Our plan had been to go from Penedo, AL to Salvador, BA, but of course, in no hurry. We took the opportunity along the way to see some of the northern Bahia coast. This area is famous as the “Linea Verde” (Green Line) of forests and preserved areas, and it’s a beautiful area to travel through.
We looked for a campsite for this part of the trip, to get our first experience sleeping in the car. I won’t go into detail yet on how that worked out, we’ll follow up on that in a subsequent post. (But in short: it was better than expected!) We found a good place, “Coconut Beach”, close to Conde. We stayed three very easy, sunny days. In front of us, a deserted beach with no sign of people for miles and miles. You could swim naked and not be disturbed, although we’re not that brave yet. A clear, dark, starry sky at night, no artificial lights or nearby towns to spoil it.

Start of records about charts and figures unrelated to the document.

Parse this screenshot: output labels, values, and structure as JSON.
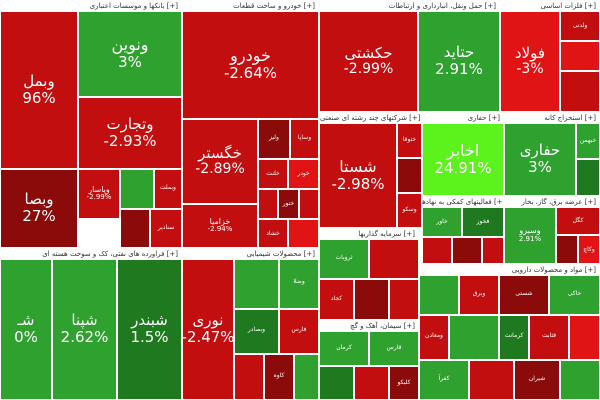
{
  "colors": {
    "dark_red": "#8b0a0a",
    "red": "#c20e0e",
    "bright_red": "#e01414",
    "dark_green": "#1f7a1f",
    "green": "#2fa12f",
    "bright_green": "#33cc33",
    "neon_green": "#5cf21c"
  },
  "sectors": [
    {
      "label": "بانکها و موسسات اعتباری [+]",
      "tiles": [
        {
          "name": "ونوین",
          "change": "3%",
          "color": "green"
        },
        {
          "name": "وتجارت",
          "change": "-2.93%",
          "color": "red"
        },
        {
          "name": "وبمل",
          "change": "96%",
          "color": "red"
        },
        {
          "name": "وبصا",
          "change": "27%",
          "color": "dark_red"
        },
        {
          "name": "وپاسار",
          "change": "-2.99%",
          "color": "red"
        }
      ]
    },
    {
      "label": "خودرو و ساخت قطعات [+]",
      "tiles": [
        {
          "name": "خودرو",
          "change": "-2.64%",
          "color": "red"
        },
        {
          "name": "خگستر",
          "change": "-2.89%",
          "color": "red"
        },
        {
          "name": "خزامیا",
          "change": "-2.94%",
          "color": "red"
        }
      ]
    },
    {
      "label": "حمل ونقل، انبارداری و ارتباطات [+]",
      "tiles": [
        {
          "name": "حکشتی",
          "change": "-2.99%",
          "color": "red"
        },
        {
          "name": "حتاید",
          "change": "2.91%",
          "color": "green"
        }
      ]
    },
    {
      "label": "فلزات اساسی [+]",
      "tiles": [
        {
          "name": "فولاد",
          "change": "-3%",
          "color": "bright_red"
        }
      ]
    },
    {
      "label": "شرکتهای چند رشته ای صنعتی [+]",
      "tiles": [
        {
          "name": "شستا",
          "change": "-2.98%",
          "color": "red"
        }
      ]
    },
    {
      "label": "حفاری [+]",
      "tiles": [
        {
          "name": "اخابر",
          "change": "24.91%",
          "color": "neon_green"
        }
      ]
    },
    {
      "label": "استخراج کانه [+]",
      "tiles": [
        {
          "name": "حفاری",
          "change": "3%",
          "color": "green"
        }
      ]
    },
    {
      "label": "فراورده های نفتی، کک و سوخت هسته ای [+]",
      "tiles": [
        {
          "name": "شبندر",
          "change": "1.5%",
          "color": "dark_green"
        },
        {
          "name": "شپنا",
          "change": "2.62%",
          "color": "green"
        },
        {
          "name": "شـ",
          "change": "0%",
          "color": "green"
        }
      ]
    },
    {
      "label": "محصولات شیمیایی [+]",
      "tiles": [
        {
          "name": "نوری",
          "change": "-2.47%",
          "color": "red"
        }
      ]
    },
    {
      "label": "سرمایه گذاریها [+]",
      "tiles": []
    },
    {
      "label": "فعالیتهای کمکی به نهادها [+]",
      "tiles": []
    },
    {
      "label": "عرضه برق، گاز، بخار [+]",
      "tiles": [
        {
          "name": "وسبرو",
          "change": "2.91%",
          "color": "green"
        }
      ]
    },
    {
      "label": "سیمان، آهک و گچ [+]",
      "tiles": []
    },
    {
      "label": "مواد و محصولات دارویی [+]",
      "tiles": []
    }
  ],
  "small_labels": [
    "وبملت",
    "سنادیر",
    "ولیز",
    "وساپا",
    "خلنت",
    "خودر",
    "ختور",
    "خشاد",
    "ولدنی",
    "ختوقا",
    "وسکو",
    "خبهمن",
    "خاور",
    "فخوز",
    "کگل",
    "وکاچ",
    "ثروبات",
    "کجاد",
    "کرمان",
    "قارس",
    "کلبکو",
    "وضلا",
    "وبصادر",
    "فارس",
    "کاوه",
    "وبرق",
    "شستی",
    "خاکی",
    "ومعادن",
    "کرمانت",
    "قثابت",
    "کفرآ",
    "شیران",
    "پارس",
    "فسپا",
    "شپترو",
    "شپاک",
    "شستی",
    "شفن",
    "ولیتر",
    "فرآور",
    "مارون",
    "زاگرس",
    "غدیر",
    "شکلر",
    "تاپیکو",
    "ثامید",
    "وتوکا",
    "پاخت",
    "کاوه",
    "کچاد",
    "شاخص",
    "آریا",
    "فرود",
    "وبسارو",
    "تیپیکو",
    "ثاخت",
    "ابکار",
    "فماک",
    "نکا"
  ]
}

We could see the constellations and the Milky Way perfectly. A clear sky being so rare back in Ireland, we really appreciated it.
The campsite is right next to the beach with some high sand dunes protecting you from the wind. There’s plenty of shade and a very well equipped kitchen, it’s an easy place to spend time and relax. The owner, Domingo, was there for us if we needed anything for our stay. He’s charging R$30 / €7.50 per person, per night, so we took a bit of time to work on the blog while weren’t looking at the sunshine, or eating.

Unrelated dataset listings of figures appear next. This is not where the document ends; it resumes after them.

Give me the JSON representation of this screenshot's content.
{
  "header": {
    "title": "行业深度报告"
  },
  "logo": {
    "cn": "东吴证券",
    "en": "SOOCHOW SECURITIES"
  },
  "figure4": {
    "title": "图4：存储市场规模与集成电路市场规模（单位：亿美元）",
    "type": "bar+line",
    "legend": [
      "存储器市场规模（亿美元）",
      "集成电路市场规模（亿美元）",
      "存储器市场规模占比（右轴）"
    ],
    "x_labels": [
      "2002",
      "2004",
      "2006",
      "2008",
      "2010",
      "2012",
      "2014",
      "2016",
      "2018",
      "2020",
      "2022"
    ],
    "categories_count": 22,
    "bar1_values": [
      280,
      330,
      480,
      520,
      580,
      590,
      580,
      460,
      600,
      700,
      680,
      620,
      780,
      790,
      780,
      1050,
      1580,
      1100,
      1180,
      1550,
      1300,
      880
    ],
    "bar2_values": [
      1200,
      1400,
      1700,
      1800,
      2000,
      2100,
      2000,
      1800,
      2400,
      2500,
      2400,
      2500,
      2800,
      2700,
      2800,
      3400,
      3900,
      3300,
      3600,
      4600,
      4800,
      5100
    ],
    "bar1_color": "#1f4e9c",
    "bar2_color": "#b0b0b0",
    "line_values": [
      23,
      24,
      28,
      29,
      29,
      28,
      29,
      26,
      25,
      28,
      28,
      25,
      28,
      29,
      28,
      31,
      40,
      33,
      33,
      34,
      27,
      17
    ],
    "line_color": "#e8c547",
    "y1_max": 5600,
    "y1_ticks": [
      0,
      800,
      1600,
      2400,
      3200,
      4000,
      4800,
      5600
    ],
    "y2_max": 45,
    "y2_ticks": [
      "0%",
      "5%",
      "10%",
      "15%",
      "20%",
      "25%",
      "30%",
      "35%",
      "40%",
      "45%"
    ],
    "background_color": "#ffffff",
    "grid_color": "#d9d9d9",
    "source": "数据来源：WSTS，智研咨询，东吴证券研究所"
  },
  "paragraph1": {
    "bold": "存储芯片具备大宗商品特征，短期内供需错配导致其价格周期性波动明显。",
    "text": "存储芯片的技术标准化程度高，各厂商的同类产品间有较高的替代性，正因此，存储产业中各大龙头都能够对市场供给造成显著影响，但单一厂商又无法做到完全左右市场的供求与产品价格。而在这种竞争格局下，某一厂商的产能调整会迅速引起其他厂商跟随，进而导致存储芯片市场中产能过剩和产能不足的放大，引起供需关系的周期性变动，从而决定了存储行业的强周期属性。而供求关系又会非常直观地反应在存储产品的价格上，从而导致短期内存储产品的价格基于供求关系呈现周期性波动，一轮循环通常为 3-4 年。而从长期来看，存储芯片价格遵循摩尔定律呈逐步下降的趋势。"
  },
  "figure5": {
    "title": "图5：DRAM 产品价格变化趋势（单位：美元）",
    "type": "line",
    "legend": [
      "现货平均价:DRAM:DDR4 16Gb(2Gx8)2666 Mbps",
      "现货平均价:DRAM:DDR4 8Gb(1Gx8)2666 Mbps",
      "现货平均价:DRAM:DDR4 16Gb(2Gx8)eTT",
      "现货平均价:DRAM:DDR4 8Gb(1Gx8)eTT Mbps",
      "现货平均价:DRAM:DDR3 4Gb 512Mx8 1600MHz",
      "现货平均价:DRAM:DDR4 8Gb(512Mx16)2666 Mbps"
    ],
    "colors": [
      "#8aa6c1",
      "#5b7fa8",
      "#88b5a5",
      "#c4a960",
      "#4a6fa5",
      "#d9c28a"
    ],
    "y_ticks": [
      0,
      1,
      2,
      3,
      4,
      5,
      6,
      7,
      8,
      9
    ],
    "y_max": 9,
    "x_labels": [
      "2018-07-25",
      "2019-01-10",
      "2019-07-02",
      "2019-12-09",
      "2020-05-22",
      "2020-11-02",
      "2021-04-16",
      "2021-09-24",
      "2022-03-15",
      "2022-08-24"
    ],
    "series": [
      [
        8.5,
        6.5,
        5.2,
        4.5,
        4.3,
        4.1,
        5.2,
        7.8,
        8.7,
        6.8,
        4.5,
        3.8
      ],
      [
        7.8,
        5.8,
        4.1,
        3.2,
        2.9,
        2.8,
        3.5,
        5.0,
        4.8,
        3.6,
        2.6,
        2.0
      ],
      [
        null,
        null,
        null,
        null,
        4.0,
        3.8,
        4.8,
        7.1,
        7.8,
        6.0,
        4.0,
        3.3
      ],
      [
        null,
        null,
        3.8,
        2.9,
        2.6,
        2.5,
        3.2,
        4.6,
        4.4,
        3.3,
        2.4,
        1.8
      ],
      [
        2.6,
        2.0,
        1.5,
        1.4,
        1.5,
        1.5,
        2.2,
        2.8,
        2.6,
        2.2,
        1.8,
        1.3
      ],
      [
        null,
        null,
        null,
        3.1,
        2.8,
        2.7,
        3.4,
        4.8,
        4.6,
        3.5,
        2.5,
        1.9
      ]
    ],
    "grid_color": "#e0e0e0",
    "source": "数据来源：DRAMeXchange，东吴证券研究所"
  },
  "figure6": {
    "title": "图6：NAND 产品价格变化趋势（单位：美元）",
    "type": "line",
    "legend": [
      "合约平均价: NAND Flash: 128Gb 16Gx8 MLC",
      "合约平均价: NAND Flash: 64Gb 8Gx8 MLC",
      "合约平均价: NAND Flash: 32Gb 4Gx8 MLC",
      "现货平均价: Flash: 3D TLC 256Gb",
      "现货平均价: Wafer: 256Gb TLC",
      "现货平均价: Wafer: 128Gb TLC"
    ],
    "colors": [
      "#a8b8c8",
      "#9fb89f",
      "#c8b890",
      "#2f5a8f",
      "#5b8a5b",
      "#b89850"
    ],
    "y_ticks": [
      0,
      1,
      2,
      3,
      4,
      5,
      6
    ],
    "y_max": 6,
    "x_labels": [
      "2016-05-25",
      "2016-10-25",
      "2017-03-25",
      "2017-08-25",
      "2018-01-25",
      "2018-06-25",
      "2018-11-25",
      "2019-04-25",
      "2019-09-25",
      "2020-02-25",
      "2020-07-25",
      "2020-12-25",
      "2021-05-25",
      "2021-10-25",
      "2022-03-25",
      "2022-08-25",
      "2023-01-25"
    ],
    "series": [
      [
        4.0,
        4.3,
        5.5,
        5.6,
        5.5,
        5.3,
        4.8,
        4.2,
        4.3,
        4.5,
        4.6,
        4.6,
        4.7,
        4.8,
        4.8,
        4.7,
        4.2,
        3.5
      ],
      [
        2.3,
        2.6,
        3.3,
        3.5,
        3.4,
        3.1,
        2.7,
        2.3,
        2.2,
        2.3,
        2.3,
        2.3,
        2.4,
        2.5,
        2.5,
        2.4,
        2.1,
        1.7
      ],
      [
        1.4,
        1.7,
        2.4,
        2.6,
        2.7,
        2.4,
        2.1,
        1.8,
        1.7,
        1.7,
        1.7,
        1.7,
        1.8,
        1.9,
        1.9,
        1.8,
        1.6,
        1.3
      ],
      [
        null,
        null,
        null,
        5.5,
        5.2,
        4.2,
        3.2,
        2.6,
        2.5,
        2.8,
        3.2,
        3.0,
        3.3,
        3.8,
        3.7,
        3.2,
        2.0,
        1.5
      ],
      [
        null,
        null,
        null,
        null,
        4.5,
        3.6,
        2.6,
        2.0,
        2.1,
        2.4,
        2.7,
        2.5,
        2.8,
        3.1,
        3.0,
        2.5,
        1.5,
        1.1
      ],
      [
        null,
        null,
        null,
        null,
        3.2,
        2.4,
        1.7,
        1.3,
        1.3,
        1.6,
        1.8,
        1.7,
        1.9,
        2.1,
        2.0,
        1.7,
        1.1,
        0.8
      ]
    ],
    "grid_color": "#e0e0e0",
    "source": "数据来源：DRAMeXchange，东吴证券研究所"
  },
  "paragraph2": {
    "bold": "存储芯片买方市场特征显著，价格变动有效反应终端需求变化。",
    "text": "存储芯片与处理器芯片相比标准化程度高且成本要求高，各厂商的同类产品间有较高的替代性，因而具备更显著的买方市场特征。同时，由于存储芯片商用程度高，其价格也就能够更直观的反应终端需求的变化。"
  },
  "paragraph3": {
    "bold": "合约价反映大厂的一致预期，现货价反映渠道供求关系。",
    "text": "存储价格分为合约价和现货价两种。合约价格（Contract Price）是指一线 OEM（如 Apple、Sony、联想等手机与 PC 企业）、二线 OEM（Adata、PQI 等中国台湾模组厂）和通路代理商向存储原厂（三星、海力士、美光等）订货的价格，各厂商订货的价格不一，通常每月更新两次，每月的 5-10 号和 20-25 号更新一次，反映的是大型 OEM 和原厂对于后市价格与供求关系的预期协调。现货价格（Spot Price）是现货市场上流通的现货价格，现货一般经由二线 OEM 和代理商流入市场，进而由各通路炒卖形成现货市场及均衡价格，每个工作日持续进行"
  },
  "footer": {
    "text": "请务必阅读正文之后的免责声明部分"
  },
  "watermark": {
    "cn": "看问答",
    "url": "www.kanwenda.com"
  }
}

We got to know a few of the other guests at the campsite, several of them told us that Imbassaí was the place to be, if we wanted to head south. It’s only an hour away, so we went! Once there, camping was a bit more basic (no kitchen) but again, right in front of the beach, and much cheaper (R $ 18 / € 4.50 per person, per night). The town is well laid out, has surprisingly well designed bicycle paths everywhere, and a brilliant beach.
My god, the beach. A long sandy spit with a shallow lagoon inside, it has a set of miniature “rapids” where the sea enters and leaves, twice a day. Lie down and let the current carry you along, until you run aground along the banks. Or do some cartwheels in the shallowest part. We met a couple down there, Marcela and Rafael, doing the same thing. By coincidence, they were staying in the same campsite as us, so we approached and made friends. I can be a bit shy so it’s not my speciality – to be honest with you, in recent years I have become a bit anti-social, too lazy to make new friends and be friendly. Oops… I’m sorry but this is the truth! We all know that it’s a delight to have many new friends, but it takes work 🙂
So, having steeled myself for the difficult task of saying hello, we ended up going out for dinner in the village together, having fun, talking nonsense and drinking a few beers.
The next day, as we were all going towards Salvador, they hitched with us. Our first lift! It was a delight to have more people in the car to talk, and made our trip feel a lot shorter.